Gina Raimondo, the US Secretary of Commerce, and other top officials from her department met with Vice Premier He Lifeng Tuesday afternoon in the Great Hall of the People next to Tiananmen Square in the heart of Beijing. Mr. He has extensive control over economic policy and has long been closely associated with Xi Jinping, the Supreme Leader of China.

Sitting in a red-carpeted reception room on the second floor of the Great Hall, Mr. He said at the beginning of their meeting that he was willing to work with Ms. Raimondo and hoped that the United States would pursue rational and practical policies. She responded by setting out what the Biden administration sees as its priorities.

“The US-China trade relationship is one of the most consequential on a global scale, and stewardship of that relationship is critical to both our nations and indeed the world at large,” Ms. Raimondo said. “And while we will of course never compromise on protecting our national security, I want to make it clear that we are not trying to decouple or slow down China’s economy.”

Ms. Raimondo also met briefly with Premier Li Qiang, China’s second-highest official. In remarks ahead of the meeting, Ms. Raimondo said the United States hopes trade ties between the two countries “can bring stability to the overall relationship.” She added that there are areas of global concern – like climate change, artificial intelligence and the fentanyl crisis – where “the world expects us to work together to solve these problems.”

The Commerce Secretary, who is more than halfway through his four-day trip, is the fourth senior Biden administration official to travel to China in three months. American officials are trying to promote economic ties with China while restricting the export of advanced technologies with military applications in the interest of national security.

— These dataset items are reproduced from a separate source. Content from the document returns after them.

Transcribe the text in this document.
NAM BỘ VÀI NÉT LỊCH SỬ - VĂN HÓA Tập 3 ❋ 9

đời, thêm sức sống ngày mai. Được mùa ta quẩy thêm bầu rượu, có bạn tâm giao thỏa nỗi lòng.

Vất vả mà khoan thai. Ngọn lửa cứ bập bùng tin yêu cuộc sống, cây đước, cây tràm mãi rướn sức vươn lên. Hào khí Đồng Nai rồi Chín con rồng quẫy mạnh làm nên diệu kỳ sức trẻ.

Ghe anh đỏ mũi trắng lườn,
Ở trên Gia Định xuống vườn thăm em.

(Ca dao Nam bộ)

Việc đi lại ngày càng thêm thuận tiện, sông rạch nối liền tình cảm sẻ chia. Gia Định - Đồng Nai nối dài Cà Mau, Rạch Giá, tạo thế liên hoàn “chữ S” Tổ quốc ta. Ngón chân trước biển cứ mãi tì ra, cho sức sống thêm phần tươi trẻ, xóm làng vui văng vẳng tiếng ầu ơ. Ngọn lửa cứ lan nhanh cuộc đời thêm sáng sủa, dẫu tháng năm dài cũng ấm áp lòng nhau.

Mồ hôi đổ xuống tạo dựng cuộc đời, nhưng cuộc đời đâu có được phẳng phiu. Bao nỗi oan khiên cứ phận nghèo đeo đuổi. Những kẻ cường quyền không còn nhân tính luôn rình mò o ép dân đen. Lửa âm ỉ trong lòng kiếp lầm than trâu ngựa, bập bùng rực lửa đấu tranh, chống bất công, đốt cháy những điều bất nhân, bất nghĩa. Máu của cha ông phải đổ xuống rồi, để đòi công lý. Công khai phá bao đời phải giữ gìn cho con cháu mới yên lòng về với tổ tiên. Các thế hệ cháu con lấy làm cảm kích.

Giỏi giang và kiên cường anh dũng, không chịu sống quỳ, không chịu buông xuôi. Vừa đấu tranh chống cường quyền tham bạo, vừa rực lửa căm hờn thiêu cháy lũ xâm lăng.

On Monday, Ms. Raimondo and China’s Commerce Minister Wang Wentao agreed to hold regular talks between the two countries on trade issues. Both business leaders and government officials are expected to take part in these talks. The two governments also agreed to share information on how the United States enforces its export controls, beginning with a meeting of their senior advisers Tuesday morning in Beijing.

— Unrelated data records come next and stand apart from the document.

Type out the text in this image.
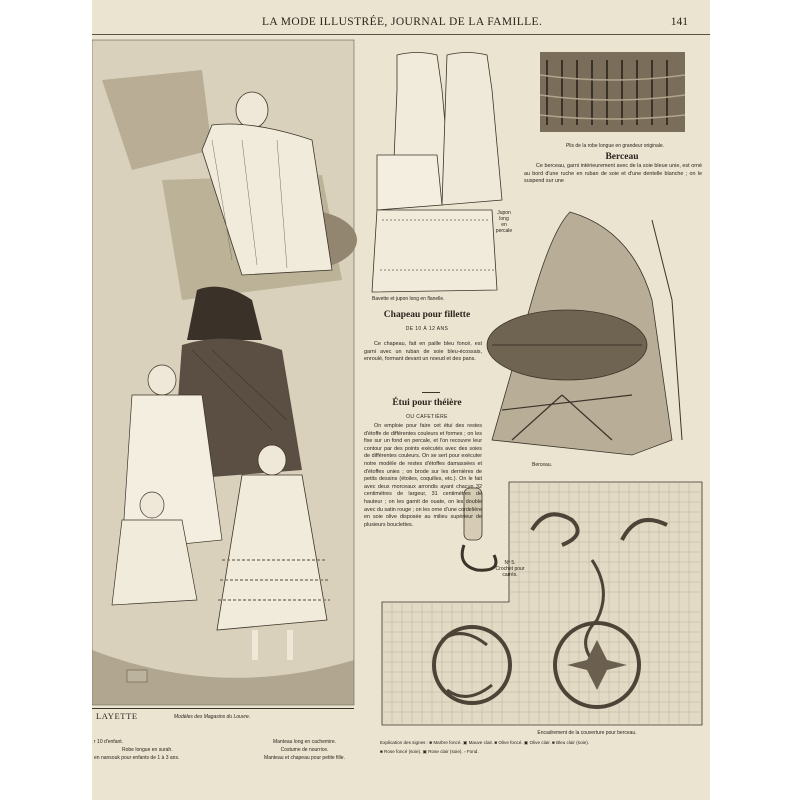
LA MODE ILLUSTRÉE, JOURNAL DE LA FAMILLE.	141
Bavette et jupon long en flanelle.
Jupon
long
en
percale
Plis de la robe longue en grandeur originale.
Berceau.
Nº 5.
Crochet pour
carrés.
Encadrement de la couverture pour berceau.
Explication des signes : ■ Marbre foncé. ▣ Mauve clair. ■ Olive foncé. ▣ Olive clair. ■ Bleu clair (soie).
■ Rose foncé (soie). ▣ Rose clair (soie). ▫ Fond.
LAYETTE	Modèles des Magasins du Louvre.
r 10 d'enfant.
Robe longue en surah.
en nansouk pour enfants de 1 à 3 ans.
Manteau long en cachemire.
Costume de nourrice.
Manteau et chapeau pour petite fille.
Berceau
Ce berceau, garni intérieurement avec de la soie bleue unie, est orné au bord d'une ruche en ruban de soie et d'une dentelle blanche ; on le suspend sur une
Chapeau pour fillette
DE 10 À 12 ANS
Ce chapeau, fait en paille bleu foncé, est garni avec un ruban de soie bleu-écossais, enroulé, formant devant un noeud et des pans.
Étui pour théière
OU CAFETIÈRE
On emploie pour faire cet étui des restes d'étoffe de différentes couleurs et formes ; on les fixe sur un fond en percale, et l'on recouvre leur contour par des points exécutés avec des soies de différentes couleurs. On se sert pour exécuter notre modèle de restes d'étoffes damassées et d'étoffes unies ; on brode sur les dernières de petits dessins (étoiles, coquilles, etc.). On le fait avec deux morceaux arrondis ayant chacun 32 centimètres de largeur, 31 centimètres de hauteur ; on les garnit de ouate, on les double avec du satin rouge ; on les orne d'une cordelière en soie olive disposée au milieu supérieur de plusieurs bouclettes.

Ms. Raimondo met with Chinese Minister of Culture and Tourism Hu Heping on Tuesday. That meeting came less than three weeks after Beijing lifted the ban on group travel to the United States it imposed during the pandemic, when China almost completely closed its borders for nearly three years.

The two ministers agreed at the meeting that the United States and China would host a meeting in China early next year to promote the travel industry. This is the latest in a series of business support activities organized by Ms. Raimondo.

Travel from China to the United States remains at less than a third of pre-pandemic levels, industry group United States Travel Association said Saturday.